M. Beaulieu (Bernard) : Bien, en fait, la première étape quand on reçoit des fugues — parce qu'on en reçoit à tous les jours — on regarde les critères de vulnérabilité. C'est certain qu'il y a des critères qui comptent plus que d'autres, entre autres la prostitution et quand il y a un danger immédiat pour la vie, suicidaire ou prise de médicaments. Donc, nous, on va favoriser une fugue ou l'autre, là, dépendamment des critères. Ensuite, trois quarts du temps, là, on va rappeler l'intervenant qui a fait l'avis de fugue, donc les intervenants qui, eux, sont en contact quotidien, là, avec les jeunes. Souvent, c'est eux qui vont nous donner l'information, là, qui vont nous permettre de démarrer une enquête. Parce qu'on s'entend, souvent c'est les mêmes... Dans le cas de la prostitution, ce n'est pas toutes les jeunes filles qui vont faire de la prostitution, c'est des cas qui vont revenir, là, qui vont... Ils vont faire leurs 30 jours en MEI, ensuite ils vont requitter. Donc, si on a de l'information à avoir, exemple, si elle a contacté son proxénète... Parce qu'on connaît les noms, on connaît les personnes, on a affaire à eux, donc, quand on a tel ou tel nom qui sortent, oh! danger, nous, on priorise. Puis on a toutes sortes de techniques d'enquête pour, rapidement, remettre la main sur les jeunes, là, puis ça peut se faire en l'espace de quelques heures à quelques jours, là. Puis c'est ça, on favorise les critères.
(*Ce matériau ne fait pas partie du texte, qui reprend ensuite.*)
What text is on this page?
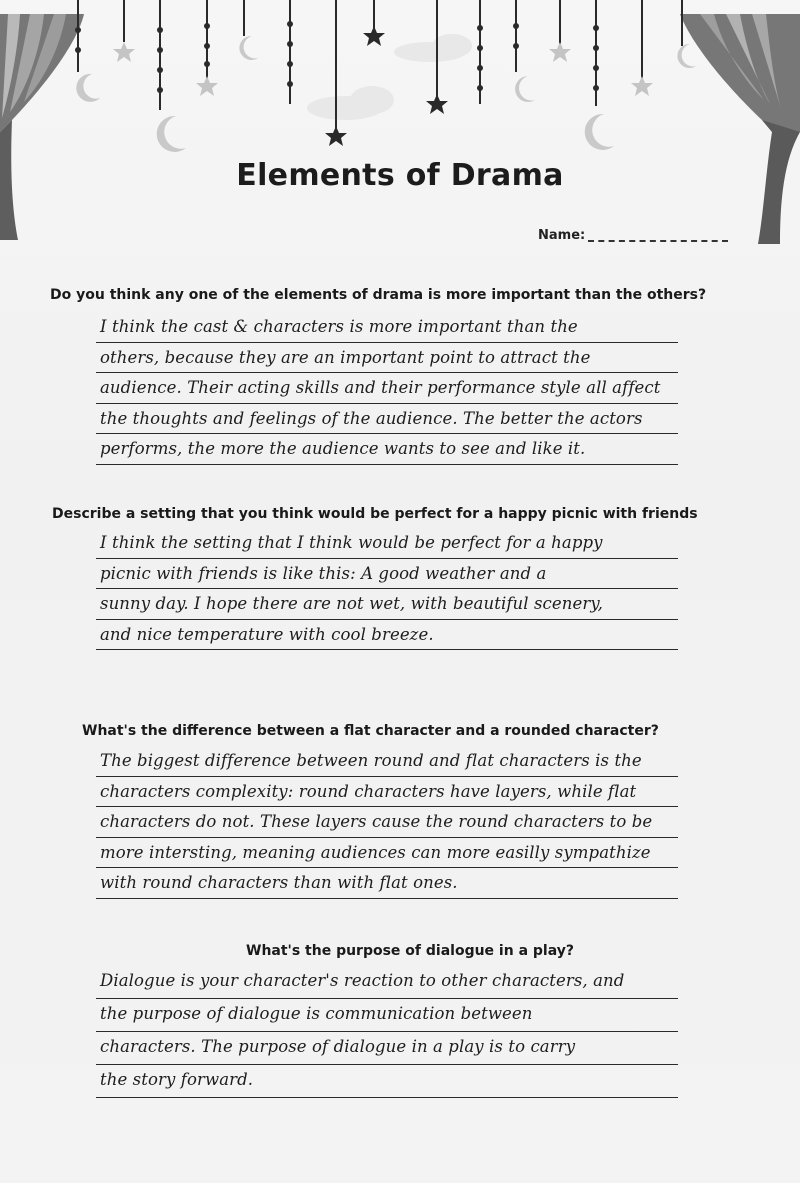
Elements of Drama
Name:
Do you think any one of the elements of drama is more important than the others?
I think the cast & characters is more important than the
others, because they are an important point to attract the
audience. Their acting skills and their performance style all affect
the thoughts and feelings of the audience. The better the actors
performs, the more the audience wants to see and like it.
Describe a setting that you think would be perfect for a happy picnic with friends
I think the setting that I think would be perfect for a happy
picnic with friends is like this: A good weather and a
sunny day. I hope there are not wet, with beautiful scenery,
and nice temperature with cool breeze.
What's the difference between a flat character and a rounded character?
The biggest difference between round and flat characters is the
characters complexity: round characters have layers, while flat
characters do not. These layers cause the round characters to be
more intersting, meaning audiences can more easilly sympathize
with round characters than with flat ones.
What's the purpose of dialogue in a play?
Dialogue is your character's reaction to other characters, and
the purpose of dialogue is communication between
characters. The purpose of dialogue in a play is to carry
the story forward.
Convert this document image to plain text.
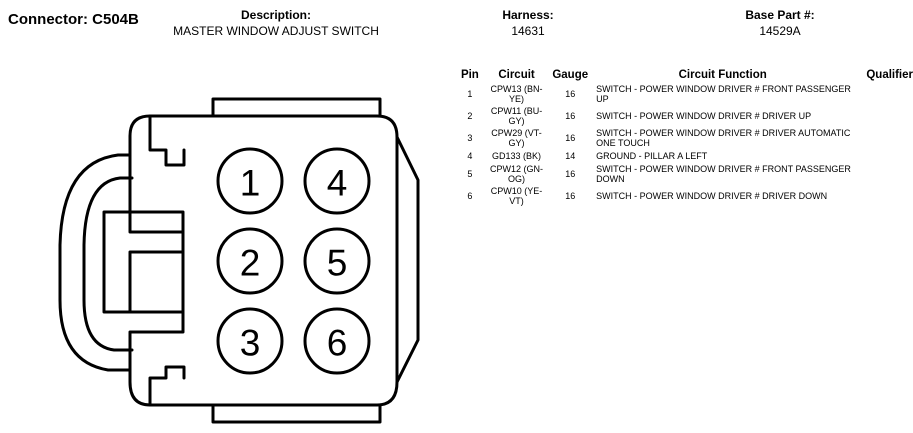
Connector: C504B	Description:
MASTER WINDOW ADJUST SWITCH
Harness:
14631
Base Part #:
14529A
1
2
3
4
5
6
Pin	Circuit	Gauge	Circuit Function	Qualifier
1	CPW13 (BN-YE)	16	SWITCH - POWER WINDOW DRIVER # FRONT PASSENGER UP	
2	CPW11 (BU-GY)	16	SWITCH - POWER WINDOW DRIVER # DRIVER UP	
3	CPW29 (VT-GY)	16	SWITCH - POWER WINDOW DRIVER # DRIVER AUTOMATIC ONE TOUCH	
4	GD133 (BK)	14	GROUND - PILLAR A LEFT	
5	CPW12 (GN-OG)	16	SWITCH - POWER WINDOW DRIVER # FRONT PASSENGER DOWN	
6	CPW10 (YE-VT)	16	SWITCH - POWER WINDOW DRIVER # DRIVER DOWN	
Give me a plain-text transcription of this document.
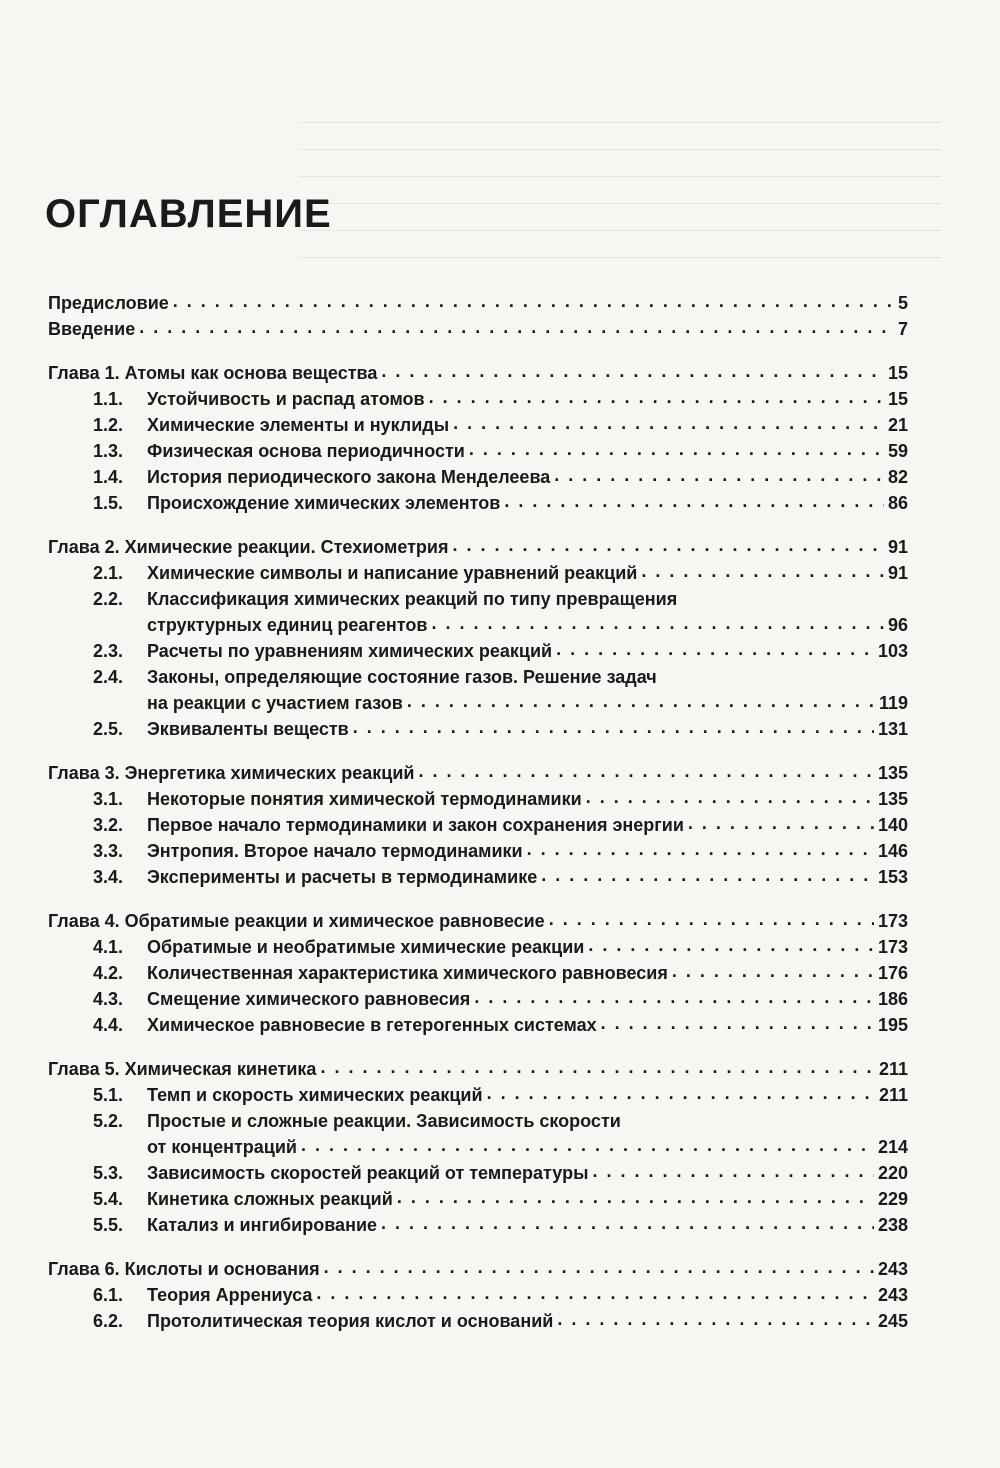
ОГЛАВЛЕНИЕ
Предисловие . . .	5
Введение . . .	7
Глава 1. Атомы как основа вещества . . .	15
1.1.	Устойчивость и распад атомов . . .	15
1.2.	Химические элементы и нуклиды . . .	21
1.3.	Физическая основа периодичности . . .	59
1.4.	История периодического закона Менделеева . . .	82
1.5.	Происхождение химических элементов . . .	86
Глава 2. Химические реакции. Стехиометрия . . .	91
2.1.	Химические символы и написание уравнений реакций . . .	91
2.2.	Классификация химических реакций по типу превращения
структурных единиц реагентов . . .	96
2.3.	Расчеты по уравнениям химических реакций . . .	103
2.4.	Законы, определяющие состояние газов. Решение задач
на реакции с участием газов . . .	119
2.5.	Эквиваленты веществ . . .	131
Глава 3. Энергетика химических реакций . . .	135
3.1.	Некоторые понятия химической термодинамики . . .	135
3.2.	Первое начало термодинамики и закон сохранения энергии . . .	140
3.3.	Энтропия. Второе начало термодинамики . . .	146
3.4.	Эксперименты и расчеты в термодинамике . . .	153
Глава 4. Обратимые реакции и химическое равновесие . . .	173
4.1.	Обратимые и необратимые химические реакции . . .	173
4.2.	Количественная характеристика химического равновесия . . .	176
4.3.	Смещение химического равновесия . . .	186
4.4.	Химическое равновесие в гетерогенных системах . . .	195
Глава 5. Химическая кинетика . . .	211
5.1.	Темп и скорость химических реакций . . .	211
5.2.	Простые и сложные реакции. Зависимость скорости
от концентраций . . .	214
5.3.	Зависимость скоростей реакций от температуры . . .	220
5.4.	Кинетика сложных реакций . . .	229
5.5.	Катализ и ингибирование . . .	238
Глава 6. Кислоты и основания . . .	243
6.1.	Теория Аррениуса . . .	243
6.2.	Протолитическая теория кислот и оснований . . .	245
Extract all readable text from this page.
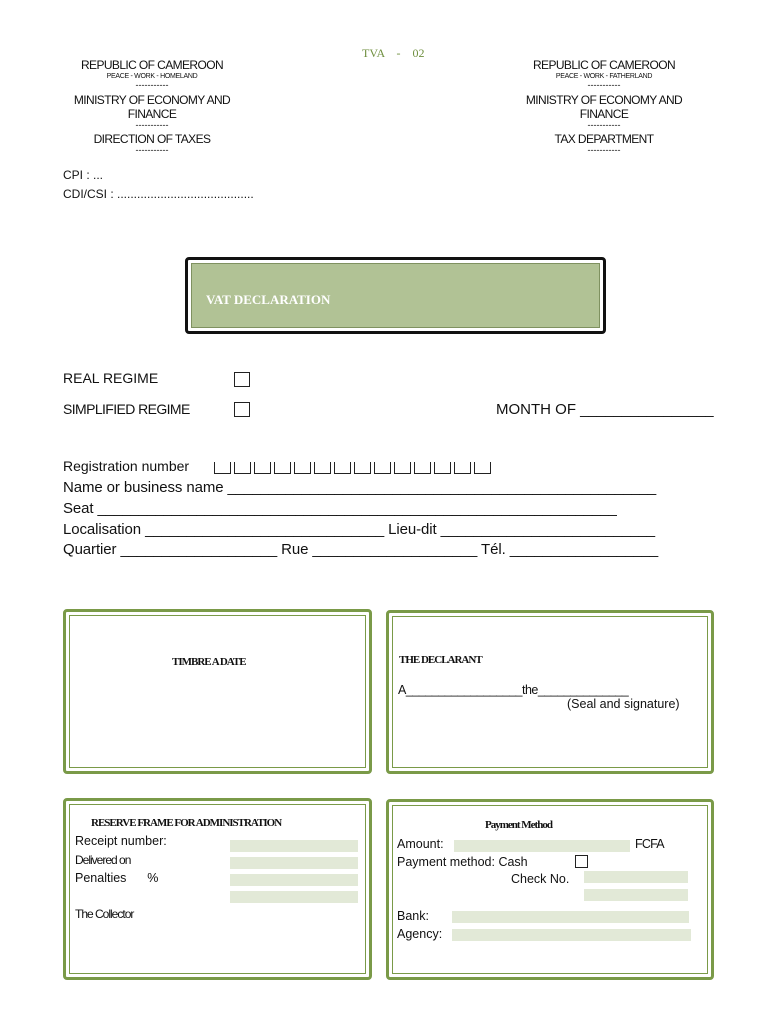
REPUBLIC OF CAMEROON
PEACE - WORK - HOMELAND
-----------
MINISTRY OF ECONOMY AND
FINANCE
-----------
DIRECTION OF TAXES
-----------
TVA    -    02
REPUBLIC OF CAMEROON
PEACE - WORK - FATHERLAND
-----------
MINISTRY OF ECONOMY AND
FINANCE
-----------
TAX DEPARTMENT
-----------
CPI : ...
CDI/CSI : .........................................
VAT DECLARATION
REAL REGIME
SIMPLIFIED REGIME	MONTH OF ________________
Registration number
Name or business name ____________________________________________________
Seat _______________________________________________________________
Localisation _____________________________ Lieu-dit __________________________
Quartier ___________________ Rue ____________________ Tél. __________________
TIMBRE A DATE	THE DECLARANT
A__________________the______________
(Seal and signature)
RESERVE FRAME FOR ADMINISTRATION
Receipt number:
Delivered on
Penalties      %
The Collector
Payment Method
Amount:	FCFA
Payment method: Cash
Check No.
Bank:
Agency:
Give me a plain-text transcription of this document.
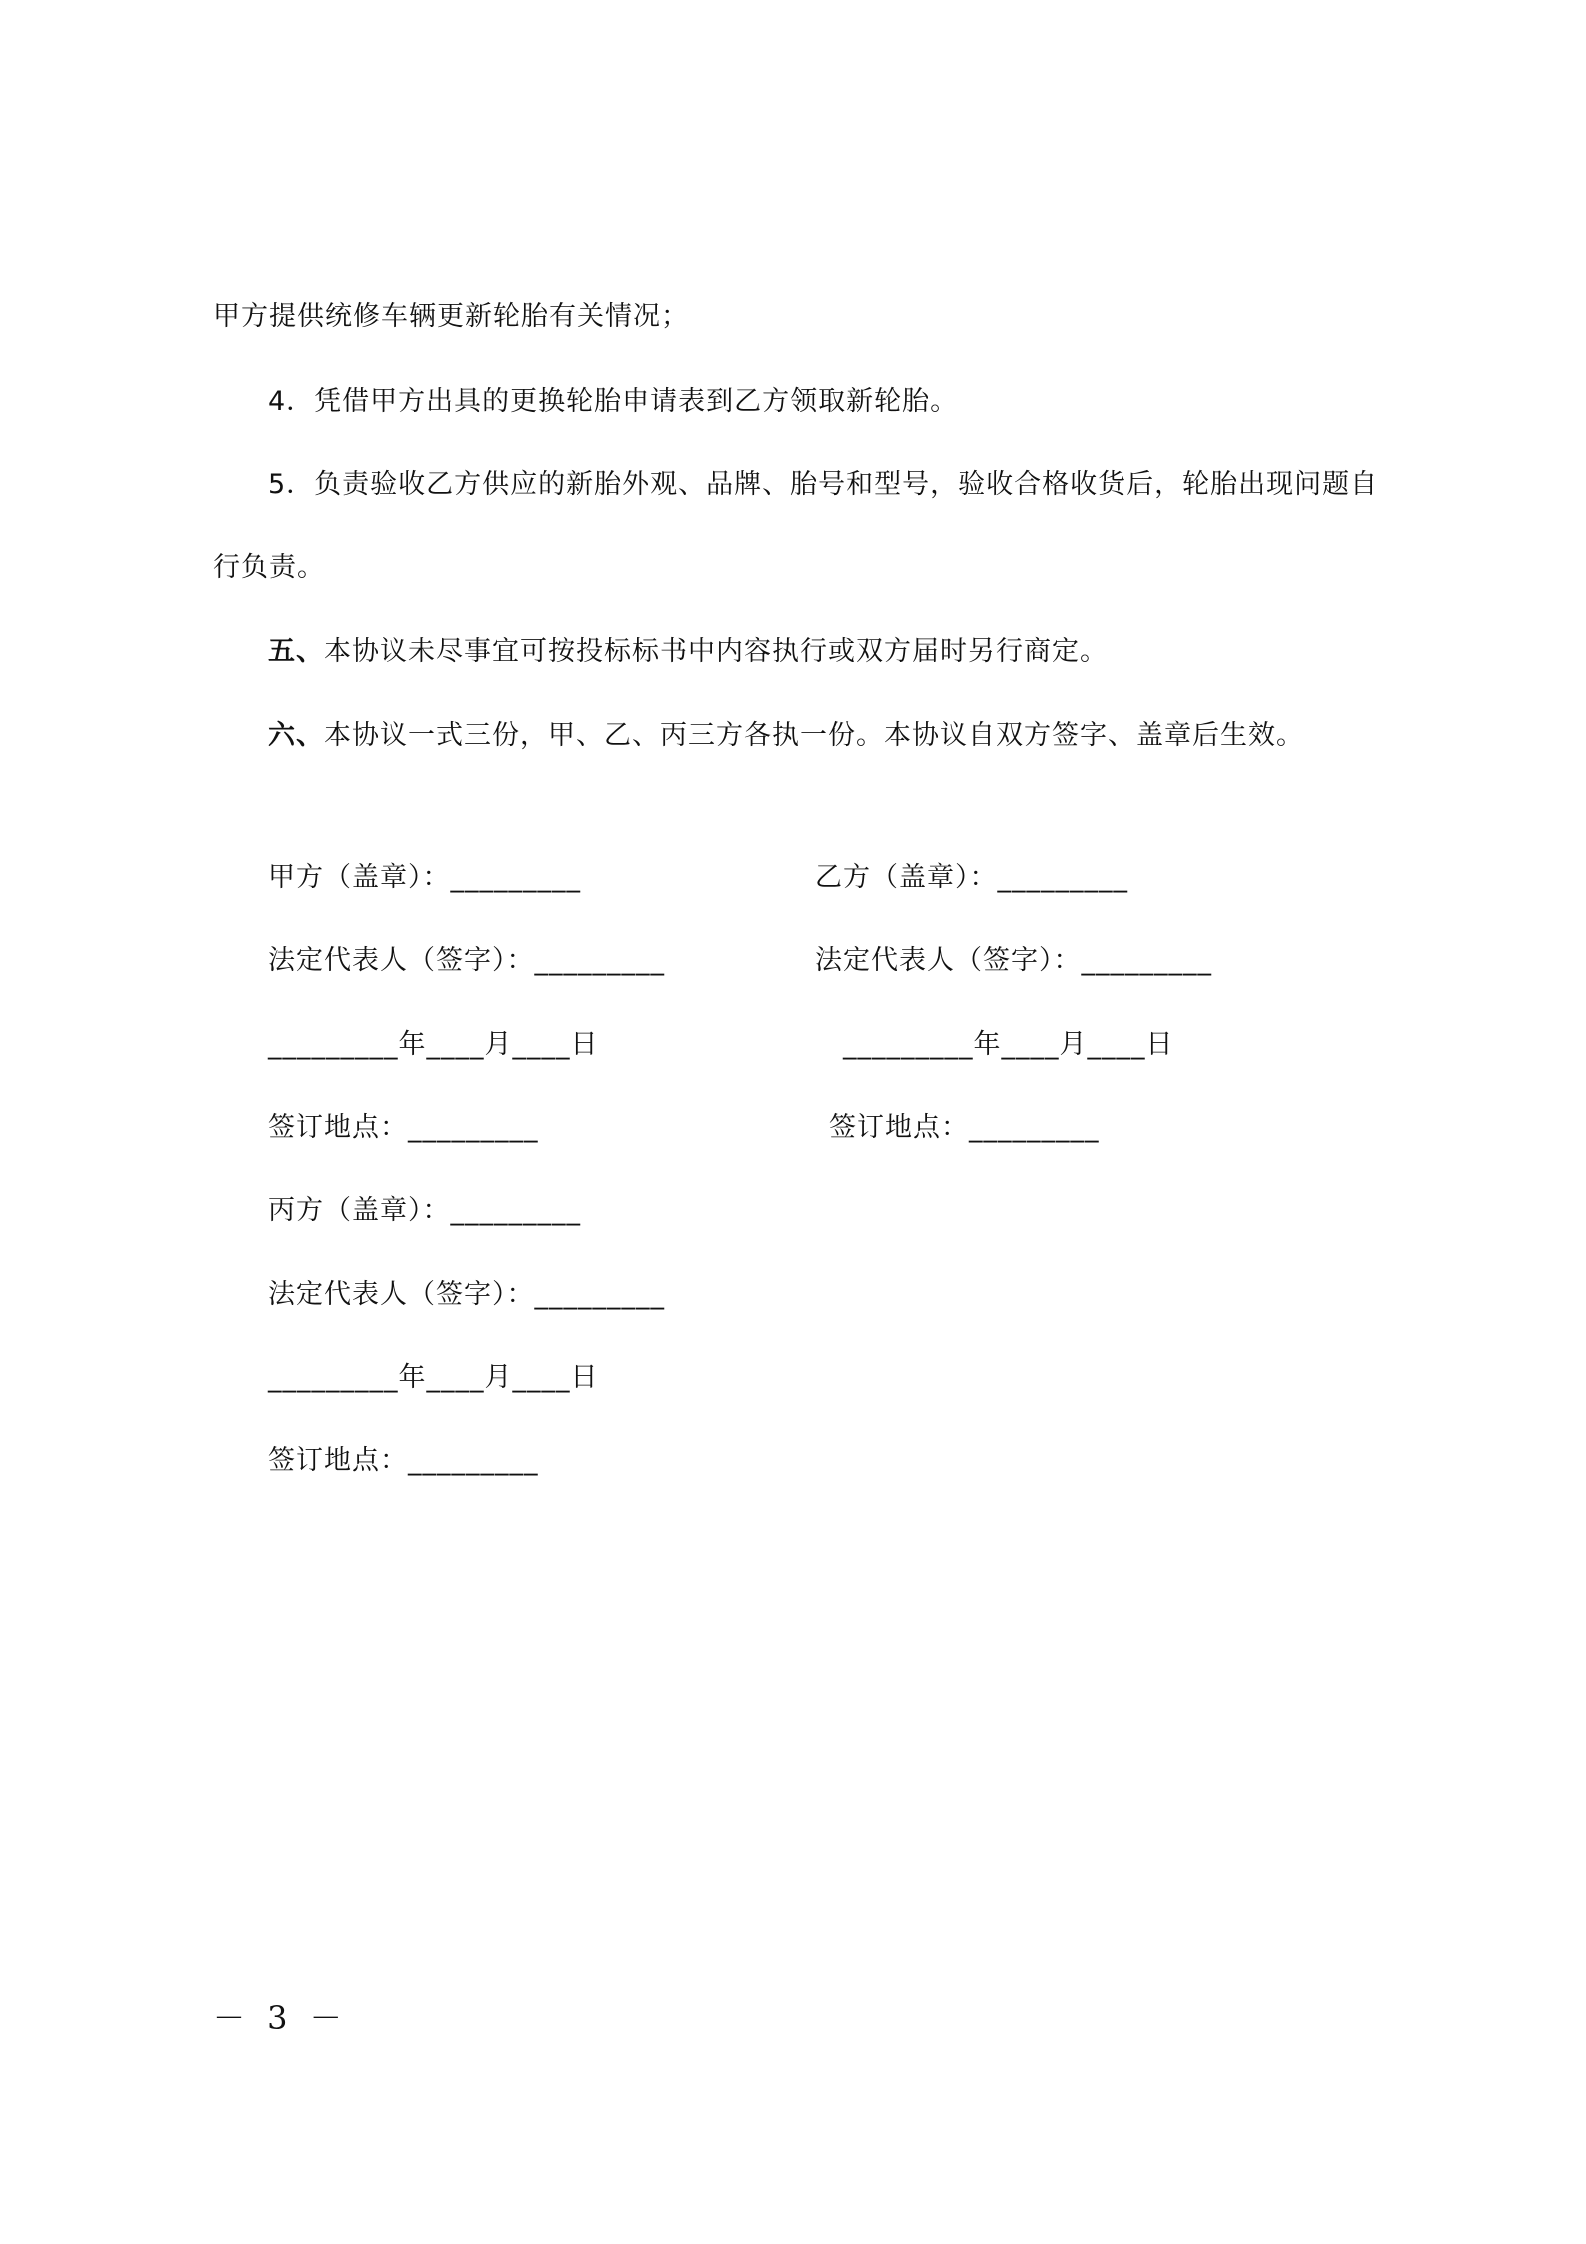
甲方提供统修车辆更新轮胎有关情况；
4．凭借甲方出具的更换轮胎申请表到乙方领取新轮胎。
5．负责验收乙方供应的新胎外观、品牌、胎号和型号，验收合格收货后，轮胎出现问题自
行负责。
五、本协议未尽事宜可按投标标书中内容执行或双方届时另行商定。
六、本协议一式三份，甲、乙、丙三方各执一份。本协议自双方签字、盖章后生效。
甲方（盖章）：_________
法定代表人（签字）：_________
_________年____月____日
签订地点：_________
乙方（盖章）：_________
法定代表人（签字）：_________
_________年____月____日
签订地点：_________
丙方（盖章）：_________
法定代表人（签字）：_________
_________年____月____日
签订地点：_________
－ 3 －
Donc, ensuite, là, c'est ça, il y en a qui n'ont aucun critère de vulnérabilité. Puis, à ce moment-là, on fait un petit suivi, on va appeler à nos organismes, le Squat. S'ils ont dormi ou mangé au Squat, bien, pour nous, ça nous permet de respirer un peu. On donne des retours à ces intervenants parce qu'eux aussi s'inquiètent, là, de... Ils ont des contacts quotidiens avec ces personnes-là, puis c'est pratiquement comme leurs enfants, là. On travaille tous, dans le fond, ensemble pour que les jeunes soient en sécurité. Donc, quand on met plus d'efforts, qu'on veut les mettre pas sous clef, là, mais les empêcher de ressortir, c'est parce qu'on sait qu'il y a des bonnes chances qu'ils requittent, là.

Cet été, j'ai eu un cas, là, une jeune fille en prostitution, c'est sa mère qui l'a identifiée sur un site d'escortes parce qu'elle a dit : Ah! bien oui, je la reconnais, c'est moi qui lui ai payé les jarretelles. Puis elle, en l'espace de cinq heures, j'ai réussi à la retracer, puis elle... Non, je ne veux pas rien savoir de la DPJ, puis c'est eux qui l'ont mis là-dedans, puis il n'est pas question qu'elle retourne là. Ça fait que nous, à ce moment-là, on est comme liés, on ne peut pas... Oui, elle s'est rendue pour se faire évaluer au centre jeunesse, sauf que, 48 heures plus tard, parce qu'elle a tout nié, 48 heures plus tard, elle est libre, puis ses parents, bien — comment je pourrais dire? — ils la couvrent. Ça fait que c'est ça, c'est la situation, un peu, dans laquelle on est.

Le Président (M. Villeneuve) : M. Beaulieu, M. Pleau, vous étiez tellement intéressants que nous avons même arrêté le temps pour pouvoir bien vous entendre. Je vous remercie de votre participation précieuse aux travaux de la commission.

Et, compte tenu de l'heure, évidemment, la commission ajourne ses travaux au mercredi 5 octobre 2016, après les affaires courantes, afin de poursuivre son mandat. Merci beaucoup, tout le monde.